Le changement a pris du temps, mais il a été motivé par la nécessité d'économiser l'eau dans un pays de plus en plus sec, a déclaré le professeur Marco Trevisan, doyen de la faculté des sciences agricoles de l'université catholique de Piacenza, et il a été favorisé par une floraison de start-ups agri-tech.

"Nous étions en retard parce que nous étions habitués à avoir beaucoup d'eau à notre disposition, surtout dans le nord [de l'Italie]", a-t-il déclaré.

Les viticulteurs font partie de ceux qui s'adaptent aux nouvelles conditions météorologiques.

"Nous sommes dans les collines, où il y a peu d'eau", explique Simone Rech, qui produit environ 250 000 bouteilles par an, principalement du vin mousseux Prosecco, dans la province de Trévise, non loin de Venise.

Dans le vignoble de M. Rech, des capteurs surveillent désormais l'air et le sol pour évaluer des facteurs tels que la température et l'évaporation des feuilles, des mesures qui, selon lui, ont aidé le vignoble à résister à la sécheresse de l'année dernière.
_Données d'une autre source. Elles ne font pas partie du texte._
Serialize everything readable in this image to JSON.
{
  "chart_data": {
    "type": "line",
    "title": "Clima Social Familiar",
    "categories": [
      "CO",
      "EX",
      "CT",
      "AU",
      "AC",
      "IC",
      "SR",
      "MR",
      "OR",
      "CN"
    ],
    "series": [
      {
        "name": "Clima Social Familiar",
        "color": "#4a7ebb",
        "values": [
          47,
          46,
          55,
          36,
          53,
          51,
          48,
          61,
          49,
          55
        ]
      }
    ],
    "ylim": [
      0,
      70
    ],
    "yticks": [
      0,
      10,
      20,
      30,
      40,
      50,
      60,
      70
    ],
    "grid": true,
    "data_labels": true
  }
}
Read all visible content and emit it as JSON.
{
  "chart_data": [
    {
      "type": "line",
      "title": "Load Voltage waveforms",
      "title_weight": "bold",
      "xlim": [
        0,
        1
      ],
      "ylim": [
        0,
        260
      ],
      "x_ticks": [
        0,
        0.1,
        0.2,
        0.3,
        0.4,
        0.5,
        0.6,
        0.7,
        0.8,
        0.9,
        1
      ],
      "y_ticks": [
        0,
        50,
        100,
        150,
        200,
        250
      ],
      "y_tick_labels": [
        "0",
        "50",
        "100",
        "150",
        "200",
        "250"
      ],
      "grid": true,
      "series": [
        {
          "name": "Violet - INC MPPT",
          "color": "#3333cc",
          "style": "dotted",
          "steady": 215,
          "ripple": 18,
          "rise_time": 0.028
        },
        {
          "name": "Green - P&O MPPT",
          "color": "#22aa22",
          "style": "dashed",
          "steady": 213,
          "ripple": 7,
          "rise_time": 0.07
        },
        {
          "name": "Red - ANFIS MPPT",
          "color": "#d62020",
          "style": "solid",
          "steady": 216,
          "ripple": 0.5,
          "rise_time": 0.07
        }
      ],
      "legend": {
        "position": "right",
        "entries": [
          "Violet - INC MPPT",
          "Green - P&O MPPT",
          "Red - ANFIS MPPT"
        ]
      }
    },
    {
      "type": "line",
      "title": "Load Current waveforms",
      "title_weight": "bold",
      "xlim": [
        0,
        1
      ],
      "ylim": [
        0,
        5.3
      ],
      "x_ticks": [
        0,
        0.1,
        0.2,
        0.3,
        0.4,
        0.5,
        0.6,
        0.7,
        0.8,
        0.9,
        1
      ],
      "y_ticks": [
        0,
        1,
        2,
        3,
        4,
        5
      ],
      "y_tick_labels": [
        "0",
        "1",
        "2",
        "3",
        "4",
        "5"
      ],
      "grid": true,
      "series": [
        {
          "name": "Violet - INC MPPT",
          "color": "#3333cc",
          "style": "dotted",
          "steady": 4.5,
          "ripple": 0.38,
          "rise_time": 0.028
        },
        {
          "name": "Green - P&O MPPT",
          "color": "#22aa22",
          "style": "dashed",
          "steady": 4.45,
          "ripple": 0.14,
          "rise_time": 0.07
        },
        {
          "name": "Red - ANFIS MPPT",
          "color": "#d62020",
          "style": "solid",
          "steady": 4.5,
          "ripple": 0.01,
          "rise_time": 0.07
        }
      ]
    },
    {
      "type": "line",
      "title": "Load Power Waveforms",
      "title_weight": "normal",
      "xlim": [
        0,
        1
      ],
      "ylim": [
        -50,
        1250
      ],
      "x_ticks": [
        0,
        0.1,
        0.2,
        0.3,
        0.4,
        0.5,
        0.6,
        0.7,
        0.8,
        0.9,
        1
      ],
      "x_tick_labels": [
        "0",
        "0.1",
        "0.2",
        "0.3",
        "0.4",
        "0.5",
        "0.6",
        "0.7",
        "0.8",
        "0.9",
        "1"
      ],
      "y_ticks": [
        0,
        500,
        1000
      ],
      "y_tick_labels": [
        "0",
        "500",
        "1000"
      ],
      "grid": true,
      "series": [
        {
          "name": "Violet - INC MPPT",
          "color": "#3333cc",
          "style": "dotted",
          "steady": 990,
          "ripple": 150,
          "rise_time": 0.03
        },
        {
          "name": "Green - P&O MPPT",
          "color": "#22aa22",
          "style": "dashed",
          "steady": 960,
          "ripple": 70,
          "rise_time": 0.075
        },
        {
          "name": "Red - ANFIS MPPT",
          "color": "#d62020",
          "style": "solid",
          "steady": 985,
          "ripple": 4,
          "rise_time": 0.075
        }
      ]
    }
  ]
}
L'eau de pluie et les eaux usées provenant du lavage de la cave sont collectées, purifiées et réutilisées.

Des initiatives similaires sont adoptées par les producteurs de Cava de Catalogne, dans le nord de l'Espagne.

En Sicile, dans le sud de l'Italie, Sebastiano Conti a contribué à réintroduire la culture du riz sans inonder les champs, en s'appuyant sur la technologie pour créer des pentes douces capables de résister au climat rigoureux de l'île.

"Grâce à des machines guidées par laser, nous avons créé des pentes millimétriques qui, associées au type de sol dont nous disposons, nous permettent de cultiver du riz en utilisant très peu d'eau", explique-t-il.